The USA still dominates regarding companies and the number of patents registered. As one might expect, much of this patenting activity is due to wireless phone companies such as Verizon, Sprint, and AT&T Wireless. US hardware and software manufacturers like Motorola, Qualcomm (a wireless modem manufacturer), Intel, and Internet routing giant Cisco maintain large patent portfolios in wireless communications.

Canada’s telecommunications companies BlackBerry (RIM) and Nortel Networks were also once significant players with large patent portfolios. However, Nortel is defunct today, and BlackBerry is no longer competing in wireless.

Europe also maintains large patent portfolios owned by Nokia, Ericsson, and, to a lesser extent, Phillips, Alcatel Lucent, and Siemens.

In East Asia, Japanese companies are also active in patenting (Kyocera, Sharp, Fujitsu, Sony, and Canon all maintain significant patent portfolios.) South Korean manufacturers LG and Samsung also have strong wireless portfolios. However, the rise of the Chinese company Huawei in wireless technology is the most striking example of growth.

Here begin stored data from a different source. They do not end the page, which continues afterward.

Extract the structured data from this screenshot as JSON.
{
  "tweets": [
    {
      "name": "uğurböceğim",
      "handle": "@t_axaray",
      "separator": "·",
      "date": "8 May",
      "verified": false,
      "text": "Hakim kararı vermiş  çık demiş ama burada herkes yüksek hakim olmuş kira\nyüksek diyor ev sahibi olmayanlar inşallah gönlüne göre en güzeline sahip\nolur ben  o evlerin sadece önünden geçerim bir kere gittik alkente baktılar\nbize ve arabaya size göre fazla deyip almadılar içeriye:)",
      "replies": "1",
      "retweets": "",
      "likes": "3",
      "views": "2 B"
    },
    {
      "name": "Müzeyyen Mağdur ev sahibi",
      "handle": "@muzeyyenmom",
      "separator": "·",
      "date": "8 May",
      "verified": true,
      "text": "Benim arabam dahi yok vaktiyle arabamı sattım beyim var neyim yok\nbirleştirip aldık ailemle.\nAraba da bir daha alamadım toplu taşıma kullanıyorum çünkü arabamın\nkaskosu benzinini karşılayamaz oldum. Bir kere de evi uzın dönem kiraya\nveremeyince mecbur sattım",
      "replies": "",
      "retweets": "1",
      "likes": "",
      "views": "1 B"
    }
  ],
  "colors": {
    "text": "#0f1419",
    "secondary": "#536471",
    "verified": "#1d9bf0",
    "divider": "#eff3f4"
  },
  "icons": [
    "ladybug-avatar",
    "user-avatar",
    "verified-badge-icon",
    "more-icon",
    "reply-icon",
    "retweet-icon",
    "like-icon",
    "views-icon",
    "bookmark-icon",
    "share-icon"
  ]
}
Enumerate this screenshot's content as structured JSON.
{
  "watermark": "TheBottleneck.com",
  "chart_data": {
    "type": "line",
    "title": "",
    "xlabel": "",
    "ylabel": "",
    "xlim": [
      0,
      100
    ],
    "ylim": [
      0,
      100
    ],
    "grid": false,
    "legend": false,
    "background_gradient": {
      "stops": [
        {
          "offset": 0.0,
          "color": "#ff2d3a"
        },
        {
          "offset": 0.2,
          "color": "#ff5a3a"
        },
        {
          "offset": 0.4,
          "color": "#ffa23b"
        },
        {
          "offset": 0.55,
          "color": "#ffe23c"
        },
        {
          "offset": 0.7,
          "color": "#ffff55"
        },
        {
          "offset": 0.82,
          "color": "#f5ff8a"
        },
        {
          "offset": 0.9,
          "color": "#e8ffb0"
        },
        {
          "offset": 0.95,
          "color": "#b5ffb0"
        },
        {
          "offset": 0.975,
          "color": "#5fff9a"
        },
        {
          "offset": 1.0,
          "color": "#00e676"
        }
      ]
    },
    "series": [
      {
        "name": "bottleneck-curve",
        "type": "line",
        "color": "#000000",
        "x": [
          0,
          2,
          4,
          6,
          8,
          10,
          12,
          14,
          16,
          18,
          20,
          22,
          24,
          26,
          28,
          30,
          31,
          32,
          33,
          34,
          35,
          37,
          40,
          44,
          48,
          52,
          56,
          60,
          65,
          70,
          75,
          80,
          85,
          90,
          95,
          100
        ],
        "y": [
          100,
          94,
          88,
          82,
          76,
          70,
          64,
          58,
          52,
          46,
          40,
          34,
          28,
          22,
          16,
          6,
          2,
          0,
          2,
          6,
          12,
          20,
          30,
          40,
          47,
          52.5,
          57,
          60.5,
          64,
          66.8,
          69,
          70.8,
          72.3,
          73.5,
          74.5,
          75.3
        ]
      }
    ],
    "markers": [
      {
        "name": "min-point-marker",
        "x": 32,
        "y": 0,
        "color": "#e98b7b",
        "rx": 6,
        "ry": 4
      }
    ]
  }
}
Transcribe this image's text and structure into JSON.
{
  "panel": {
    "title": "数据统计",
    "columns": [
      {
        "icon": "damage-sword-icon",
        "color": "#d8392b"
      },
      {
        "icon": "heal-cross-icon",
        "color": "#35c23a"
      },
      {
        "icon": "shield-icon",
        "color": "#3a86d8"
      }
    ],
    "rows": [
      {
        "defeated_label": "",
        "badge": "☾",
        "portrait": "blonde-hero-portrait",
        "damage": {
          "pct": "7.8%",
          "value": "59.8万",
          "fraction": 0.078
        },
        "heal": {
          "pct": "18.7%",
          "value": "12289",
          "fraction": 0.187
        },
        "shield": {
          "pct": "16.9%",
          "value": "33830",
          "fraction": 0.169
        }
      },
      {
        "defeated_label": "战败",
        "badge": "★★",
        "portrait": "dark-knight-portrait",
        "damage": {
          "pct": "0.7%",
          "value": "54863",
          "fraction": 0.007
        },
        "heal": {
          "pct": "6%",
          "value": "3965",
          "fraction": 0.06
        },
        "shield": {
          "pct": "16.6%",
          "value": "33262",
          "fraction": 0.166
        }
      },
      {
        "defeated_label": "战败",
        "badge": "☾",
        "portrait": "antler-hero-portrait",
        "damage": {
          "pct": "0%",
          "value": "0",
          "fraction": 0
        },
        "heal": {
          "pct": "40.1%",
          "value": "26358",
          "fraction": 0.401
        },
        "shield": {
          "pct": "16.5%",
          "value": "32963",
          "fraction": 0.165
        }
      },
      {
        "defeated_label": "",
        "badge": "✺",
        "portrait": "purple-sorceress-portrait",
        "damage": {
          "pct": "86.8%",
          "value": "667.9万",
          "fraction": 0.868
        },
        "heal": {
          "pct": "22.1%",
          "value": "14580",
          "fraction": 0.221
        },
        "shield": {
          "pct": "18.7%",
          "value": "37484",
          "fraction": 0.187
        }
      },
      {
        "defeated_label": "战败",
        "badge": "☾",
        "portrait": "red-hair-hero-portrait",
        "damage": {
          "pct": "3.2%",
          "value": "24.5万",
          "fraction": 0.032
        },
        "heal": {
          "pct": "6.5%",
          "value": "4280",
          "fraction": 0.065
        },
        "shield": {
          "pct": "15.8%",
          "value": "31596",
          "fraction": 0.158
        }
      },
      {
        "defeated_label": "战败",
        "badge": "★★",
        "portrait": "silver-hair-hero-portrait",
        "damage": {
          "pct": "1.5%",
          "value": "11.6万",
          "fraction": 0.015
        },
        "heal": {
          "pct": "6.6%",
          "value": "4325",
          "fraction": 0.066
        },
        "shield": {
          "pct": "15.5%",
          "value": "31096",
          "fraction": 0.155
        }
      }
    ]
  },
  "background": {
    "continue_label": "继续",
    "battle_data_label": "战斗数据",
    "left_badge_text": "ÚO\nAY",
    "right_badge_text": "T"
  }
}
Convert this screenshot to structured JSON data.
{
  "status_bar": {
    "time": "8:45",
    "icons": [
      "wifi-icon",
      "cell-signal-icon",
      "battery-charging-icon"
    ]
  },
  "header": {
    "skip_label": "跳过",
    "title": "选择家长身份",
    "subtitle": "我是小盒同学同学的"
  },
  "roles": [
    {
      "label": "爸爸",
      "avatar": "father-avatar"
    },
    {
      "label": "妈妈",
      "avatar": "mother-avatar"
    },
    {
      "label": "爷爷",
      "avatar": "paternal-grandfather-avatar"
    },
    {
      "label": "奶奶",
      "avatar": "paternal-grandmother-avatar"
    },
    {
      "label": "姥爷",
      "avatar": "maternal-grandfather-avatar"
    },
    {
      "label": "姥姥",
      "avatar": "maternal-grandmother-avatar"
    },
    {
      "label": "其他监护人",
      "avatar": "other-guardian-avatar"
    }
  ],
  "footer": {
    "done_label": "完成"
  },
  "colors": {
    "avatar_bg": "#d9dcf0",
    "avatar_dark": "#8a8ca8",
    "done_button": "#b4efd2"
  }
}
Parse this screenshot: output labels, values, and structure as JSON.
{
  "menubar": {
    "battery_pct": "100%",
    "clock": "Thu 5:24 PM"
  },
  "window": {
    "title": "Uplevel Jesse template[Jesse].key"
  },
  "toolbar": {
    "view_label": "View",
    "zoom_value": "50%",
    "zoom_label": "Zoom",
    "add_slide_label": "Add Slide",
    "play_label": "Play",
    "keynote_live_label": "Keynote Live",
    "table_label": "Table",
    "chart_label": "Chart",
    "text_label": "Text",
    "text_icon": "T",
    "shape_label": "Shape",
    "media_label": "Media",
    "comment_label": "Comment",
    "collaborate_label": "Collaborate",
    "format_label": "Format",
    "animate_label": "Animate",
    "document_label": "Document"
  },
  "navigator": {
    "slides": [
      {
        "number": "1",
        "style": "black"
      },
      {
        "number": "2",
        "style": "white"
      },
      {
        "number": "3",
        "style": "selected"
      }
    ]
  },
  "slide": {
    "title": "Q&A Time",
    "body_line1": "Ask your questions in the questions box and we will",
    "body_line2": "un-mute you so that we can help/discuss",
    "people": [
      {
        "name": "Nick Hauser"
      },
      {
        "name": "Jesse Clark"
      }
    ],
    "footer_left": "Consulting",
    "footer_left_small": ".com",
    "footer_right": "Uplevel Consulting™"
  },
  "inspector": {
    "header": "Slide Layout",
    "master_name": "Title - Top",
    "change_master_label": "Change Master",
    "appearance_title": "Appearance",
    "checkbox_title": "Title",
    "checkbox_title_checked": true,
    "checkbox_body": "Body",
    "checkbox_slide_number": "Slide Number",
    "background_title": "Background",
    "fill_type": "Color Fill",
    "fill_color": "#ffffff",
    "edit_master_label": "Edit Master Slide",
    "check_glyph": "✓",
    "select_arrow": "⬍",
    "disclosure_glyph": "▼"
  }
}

American Big Tech firms also appear interestingly in the data visualizations. Even though these companies are not focused on wireless communications, they have impacted the space. Amazon’s wireless patents are some of the most cited among the 50 largest assignees that we looked at in this analysis. This pattern indicates that the Big Tech firms are building innovative intellectual property that other industry companies cite because of its relevance.